Great! We now have a redistribution function. Let’s take a closer/slower look at where exactly the mass is going:

balanced_probabilities %>%
  ggplot(aes(x = from, y = to)) +
  geom_tile(aes(alpha = p_redistributed, fill = as.factor(from))) +
  geom_text(aes(label = ifelse(p_redistributed == 0, "", scales::percent(p_redistributed, 2)))) +
  scale_alpha_continuous(limits = c(0, 1), range = c(0, 1)) +
  scale_fill_discrete(h = c(120, 360)) +
  scale_x_continuous(breaks = 1:10) +
  scale_y_continuous(breaks = 1:10) +
  theme_minimal(base_family = "Roboto") +
  theme(panel.grid.minor = element_blank(),
        panel.grid.major = element_line(linetype = "dotted"),
        legend.position = "none") +
  labs(title = "Probability mass redistribution",
       x = "Original number",
       y = "Redistributed number")

What this chart is telling us is that about 8% of the time someone gives you “8” as their random number, you need to convert it into a “1”, somehow. The other 92% of the time, it remains an 8.

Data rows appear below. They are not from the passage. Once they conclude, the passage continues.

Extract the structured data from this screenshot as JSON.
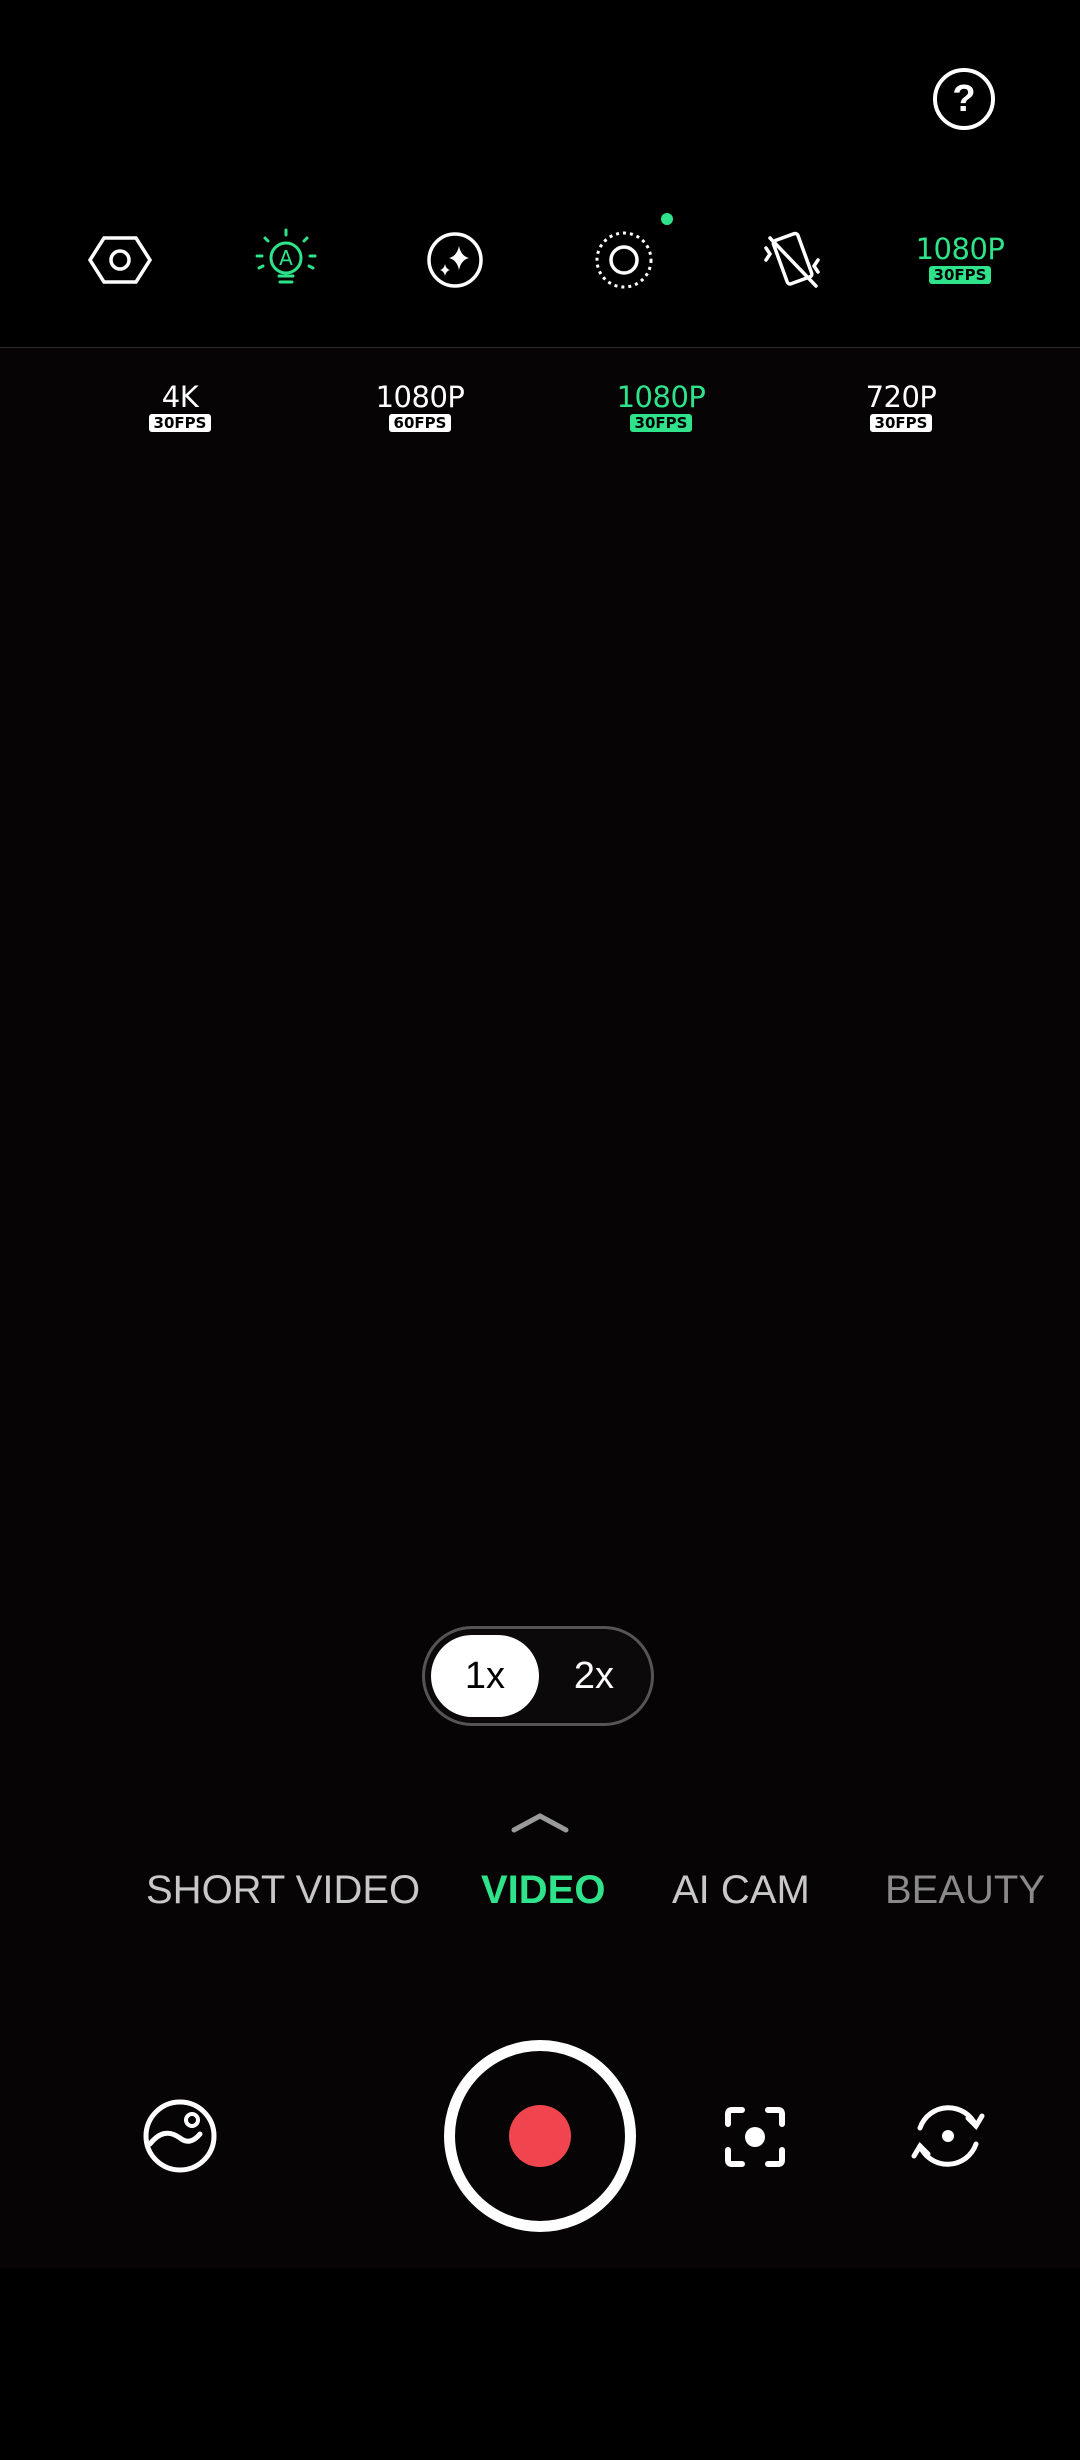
{
  "top_bar": {
    "help_label": "?"
  },
  "toolbar": {
    "icons": [
      {
        "name": "hexagon-settings-icon",
        "active": false
      },
      {
        "name": "auto-light-icon",
        "active": true,
        "label": "A"
      },
      {
        "name": "sparkle-filter-icon",
        "active": false
      },
      {
        "name": "dotted-circle-icon",
        "active": false,
        "has_dot": true
      },
      {
        "name": "stabilization-off-icon",
        "active": false
      }
    ],
    "current_resolution": {
      "main": "1080P",
      "sub": "30FPS"
    }
  },
  "resolution_options": [
    {
      "main": "4K",
      "sub": "30FPS",
      "selected": false
    },
    {
      "main": "1080P",
      "sub": "60FPS",
      "selected": false
    },
    {
      "main": "1080P",
      "sub": "30FPS",
      "selected": true
    },
    {
      "main": "720P",
      "sub": "30FPS",
      "selected": false
    }
  ],
  "zoom": {
    "options": [
      "1x",
      "2x"
    ],
    "selected": "1x"
  },
  "modes": {
    "items": [
      "SHORT VIDEO",
      "VIDEO",
      "AI CAM",
      "BEAUTY"
    ],
    "selected": "VIDEO"
  },
  "colors": {
    "accent": "#2ee38a",
    "record": "#f0454f",
    "background": "#000000"
  }
}
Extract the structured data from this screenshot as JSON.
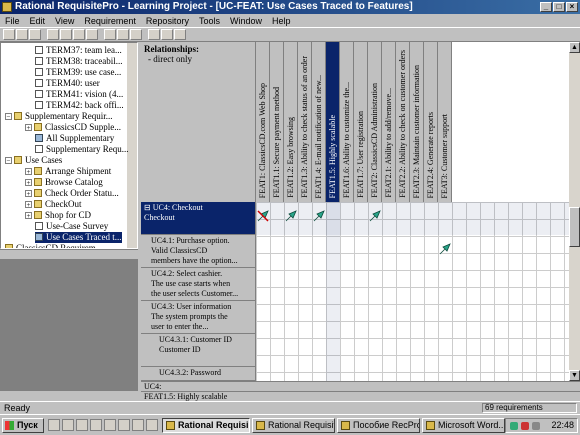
{
  "window": {
    "title": "Rational RequisitePro - Learning Project - [UC-FEAT: Use Cases Traced to Features]",
    "controls": [
      "_",
      "□",
      "×"
    ]
  },
  "menu": [
    "File",
    "Edit",
    "View",
    "Requirement",
    "Repository",
    "Tools",
    "Window",
    "Help"
  ],
  "toolbar": {
    "buttons": [
      "new-icon",
      "open-icon",
      "save-icon",
      "print-icon",
      "cut-icon",
      "copy-icon",
      "paste-icon",
      "undo-icon",
      "properties-icon",
      "query-icon",
      "trace-icon",
      "filter-icon",
      "help-icon"
    ]
  },
  "tree": {
    "items": [
      {
        "label": "TERM37: team lea...",
        "icon": "doc",
        "indent": 34,
        "expander": ""
      },
      {
        "label": "TERM38: traceabil...",
        "icon": "doc",
        "indent": 34,
        "expander": ""
      },
      {
        "label": "TERM39: use case...",
        "icon": "doc",
        "indent": 34,
        "expander": ""
      },
      {
        "label": "TERM40: user",
        "icon": "doc",
        "indent": 34,
        "expander": ""
      },
      {
        "label": "TERM41: vision (4...",
        "icon": "doc",
        "indent": 34,
        "expander": ""
      },
      {
        "label": "TERM42: back offi...",
        "icon": "doc",
        "indent": 34,
        "expander": ""
      },
      {
        "label": "Supplementary Requir...",
        "icon": "folder",
        "indent": 4,
        "expander": "−"
      },
      {
        "label": "ClassicsCD Supple...",
        "icon": "folder",
        "indent": 24,
        "expander": "+"
      },
      {
        "label": "All Supplementary",
        "icon": "pkg",
        "indent": 34,
        "expander": ""
      },
      {
        "label": "Supplementary Requ...",
        "icon": "doc",
        "indent": 34,
        "expander": ""
      },
      {
        "label": "Use Cases",
        "icon": "folder",
        "indent": 4,
        "expander": "−"
      },
      {
        "label": "Arrange Shipment",
        "icon": "folder",
        "indent": 24,
        "expander": "+"
      },
      {
        "label": "Browse Catalog",
        "icon": "folder",
        "indent": 24,
        "expander": "+"
      },
      {
        "label": "Check Order Statu...",
        "icon": "folder",
        "indent": 24,
        "expander": "+"
      },
      {
        "label": "CheckOut",
        "icon": "folder",
        "indent": 24,
        "expander": "+"
      },
      {
        "label": "Shop for CD",
        "icon": "folder",
        "indent": 24,
        "expander": "+"
      },
      {
        "label": "Use-Case Survey",
        "icon": "doc",
        "indent": 34,
        "expander": ""
      },
      {
        "label": "Use Cases Traced t...",
        "icon": "pkg",
        "indent": 34,
        "expander": "",
        "selected": true
      },
      {
        "label": "ClassicsCD Requirem...",
        "icon": "folder",
        "indent": 4,
        "expander": ""
      }
    ]
  },
  "matrix": {
    "corner_title": "Relationships:",
    "corner_sub": "- direct only",
    "columns": [
      {
        "label": "FEAT1: ClassicsCD.com Web Shop"
      },
      {
        "label": "FEAT1.1: Secure payment method"
      },
      {
        "label": "FEAT1.2: Easy browsing"
      },
      {
        "label": "FEAT1.3: Ability to check status of an order"
      },
      {
        "label": "FEAT1.4: E-mail notification of new..."
      },
      {
        "label": "FEAT1.5: Highly scalable",
        "selected": true
      },
      {
        "label": "FEAT1.6: Ability to customize the..."
      },
      {
        "label": "FEAT1.7: User registration"
      },
      {
        "label": "FEAT2: ClassicsCD Administration"
      },
      {
        "label": "FEAT2.1: Ability to add/remove..."
      },
      {
        "label": "FEAT2.2: Ability to check on customer orders"
      },
      {
        "label": "FEAT2.3: Maintain customer information"
      },
      {
        "label": "FEAT2.4: Generate reports"
      },
      {
        "label": "FEAT3: Customer support"
      }
    ],
    "rows": [
      {
        "label": "⊟ UC4: Checkout\nCheckout",
        "height": 33,
        "selected": true
      },
      {
        "label": "UC4.1: Purchase option.\nValid ClassicsCD\nmembers have the option...",
        "height": 33
      },
      {
        "label": "UC4.2: Select cashier.\nThe use case starts when\nthe user selects Customer...",
        "height": 33
      },
      {
        "label": "UC4.3: User information\nThe system prompts the\nuser to enter the...",
        "height": 33
      },
      {
        "label": "UC4.3.1: Customer ID\nCustomer ID",
        "height": 33
      },
      {
        "label": "UC4.3.2: Password",
        "height": 14
      }
    ],
    "traces": [
      {
        "row": 0,
        "col": 0,
        "type": "suspect"
      },
      {
        "row": 0,
        "col": 2,
        "type": "trace"
      },
      {
        "row": 0,
        "col": 4,
        "type": "trace"
      },
      {
        "row": 0,
        "col": 8,
        "type": "trace"
      },
      {
        "row": 1,
        "col": 13,
        "type": "trace"
      }
    ],
    "current_row_label": "UC4:",
    "current_row_text": "FEAT1.5: Highly scalable"
  },
  "status": {
    "ready": "Ready",
    "count": "69 requirements"
  },
  "taskbar": {
    "start": "Пуск",
    "tasks": [
      {
        "label": "Rational Requisi...",
        "active": true
      },
      {
        "label": "Rational Requisite..."
      },
      {
        "label": "Пособие RecPro..."
      },
      {
        "label": "Microsoft Word..."
      }
    ],
    "clock": "22:48"
  },
  "colors": {
    "selection": "#0a246a",
    "trace_arrow": "#2aa58a",
    "panel_gray": "#c0c0c0"
  }
}
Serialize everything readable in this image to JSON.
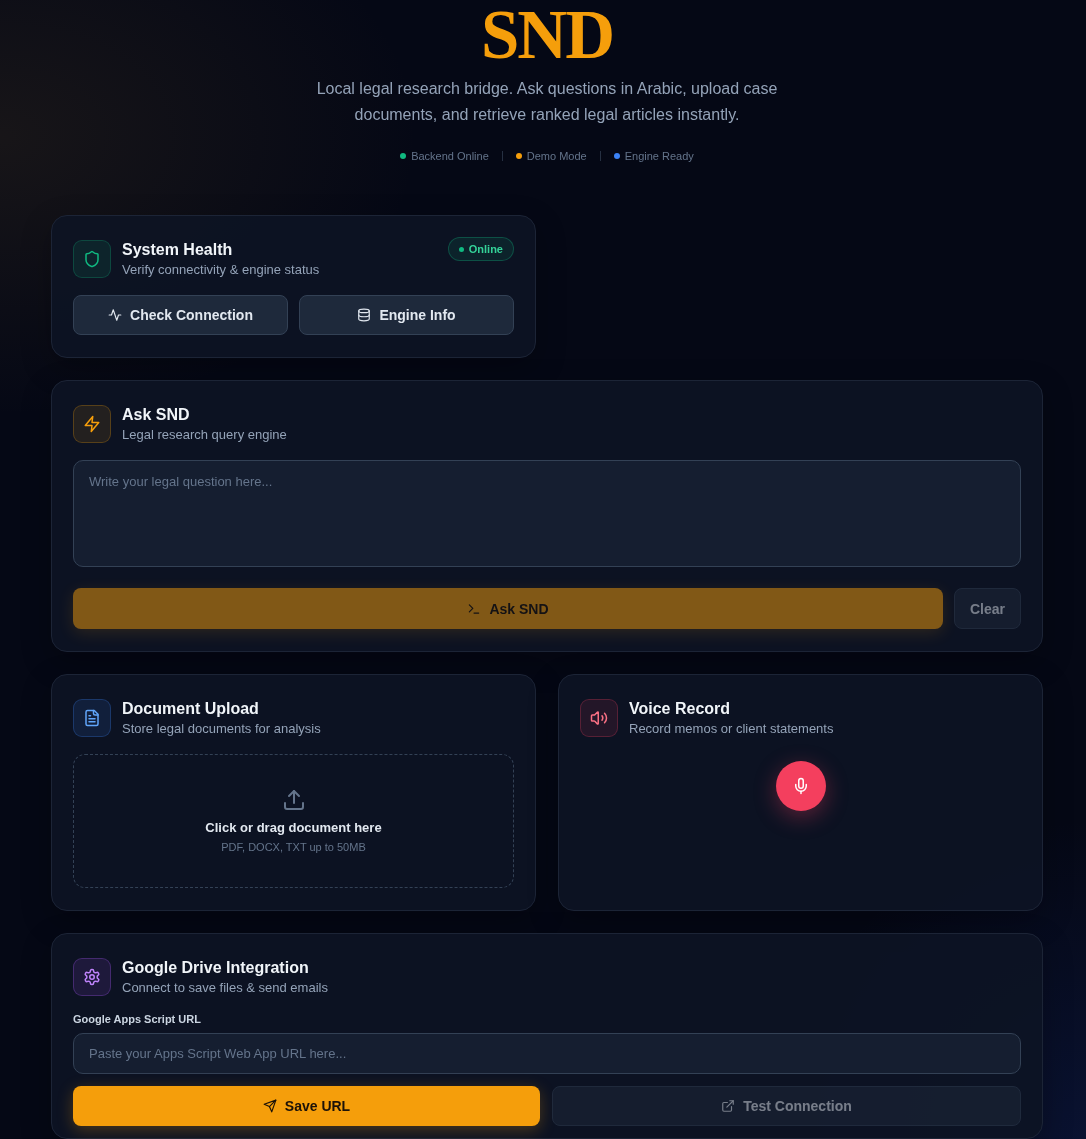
{
  "header": {
    "title": "SND",
    "subtitle": "Local legal research bridge. Ask questions in Arabic, upload case documents, and retrieve ranked legal articles instantly.",
    "statuses": [
      {
        "label": "Backend Online",
        "color": "#10b981"
      },
      {
        "label": "Demo Mode",
        "color": "#f59e0b"
      },
      {
        "label": "Engine Ready",
        "color": "#3b82f6"
      }
    ]
  },
  "cards": [
    {
      "kind": "health",
      "title": "System Health",
      "subtitle": "Verify connectivity & engine status",
      "badge": "Online",
      "actions": [
        {
          "kind": "secondary",
          "label": "Check Connection",
          "disabled": false
        },
        {
          "kind": "secondary",
          "label": "Engine Info",
          "disabled": false
        }
      ]
    },
    {
      "kind": "query",
      "title": "Ask SND",
      "subtitle": "Legal research query engine",
      "question": {
        "placeholder": "Write your legal question here..."
      },
      "actions": [
        {
          "kind": "primary",
          "label": "Ask SND",
          "disabled": true
        },
        {
          "kind": "secondary",
          "label": "Clear",
          "disabled": true
        }
      ]
    },
    {
      "kind": "upload",
      "title": "Document Upload",
      "subtitle": "Store legal documents for analysis",
      "dropzone": {
        "label": "Click or drag document here",
        "hint": "PDF, DOCX, TXT up to 50MB"
      }
    },
    {
      "kind": "voice",
      "title": "Voice Record",
      "subtitle": "Record memos or client statements"
    },
    {
      "kind": "drive",
      "title": "Google Drive Integration",
      "subtitle": "Connect to save files & send emails",
      "url": {
        "label": "Google Apps Script URL",
        "placeholder": "Paste your Apps Script Web App URL here..."
      },
      "actions": [
        {
          "kind": "primary",
          "label": "Save URL",
          "disabled": false
        },
        {
          "kind": "secondary",
          "label": "Test Connection",
          "disabled": true
        }
      ]
    }
  ]
}
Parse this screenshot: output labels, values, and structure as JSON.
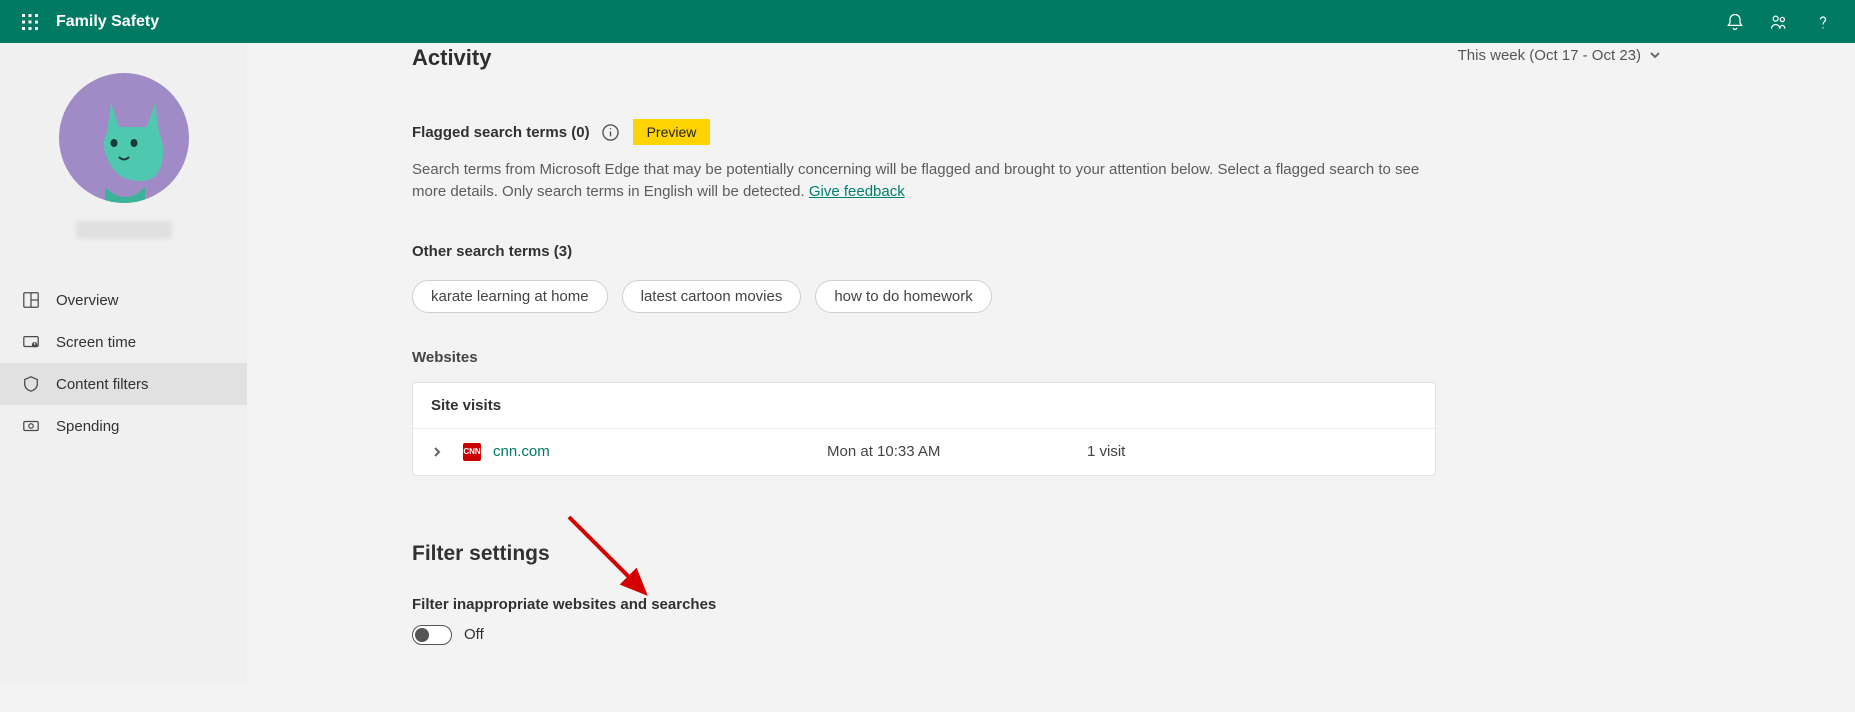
{
  "header": {
    "title": "Family Safety"
  },
  "sidebar": {
    "items": [
      {
        "label": "Overview"
      },
      {
        "label": "Screen time"
      },
      {
        "label": "Content filters"
      },
      {
        "label": "Spending"
      }
    ],
    "active_index": 2
  },
  "activity": {
    "title": "Activity",
    "week_label": "This week (Oct 17 - Oct 23)",
    "flagged_label": "Flagged search terms (0)",
    "preview_chip": "Preview",
    "flagged_desc_1": "Search terms from Microsoft Edge that may be potentially concerning will be flagged and brought to your attention below. Select a flagged search to see more details. Only search terms in English will be detected. ",
    "feedback_link": "Give feedback",
    "other_label": "Other search terms (3)",
    "other_terms": [
      "karate learning at home",
      "latest cartoon movies",
      "how to do homework"
    ],
    "websites_label": "Websites",
    "site_visits_label": "Site visits",
    "visits": [
      {
        "favicon_text": "CNN",
        "site": "cnn.com",
        "time": "Mon at 10:33 AM",
        "count": "1 visit"
      }
    ]
  },
  "filter": {
    "title": "Filter settings",
    "toggle_label": "Filter inappropriate websites and searches",
    "toggle_state": "Off"
  }
}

This would be simple enough if we had access to a uniform random number generator (i.e. a random real number from 0 to 1). But intead, we have our room full of people. Thankfully, if you are able to tolerate a few small inaccuracies, we can get pretty close to this solution without having to ask more than twice.

Going back to our original distribution, we have the following probabilities for each number, which we can use to re-assign any probability, if necessary.

probabilities %>%
  transmute(number = outcome,
            probability = scales::percent(p))
## # A tibble: 10 x 2
##    number probability
##     <dbl> <chr>
##  1      1 3.4%
##  2      2 8.5%
##  3      3 10.0%
##  4      4 9.7%
##  5      5 12.2%
##  6      6 9.8%
##  7      7 28.1%
##  8      8 10.9%
##  9      9 5.4%
## 10     10 1.9%

For example, when someone gives us “8” as their random number, we need to determine whether that “8” should become a “1” or not (8% chance). If we ask another person for a random number, there is an 8.5% chance that they answer “2”. So if this second number is a 2, we know that we should return “1” as the uniform random number.

Extending this logic across all numbers gives us the following algorithm:

Following this procedure, you should get something close to a uniform random generator for numbers from 1 to 10!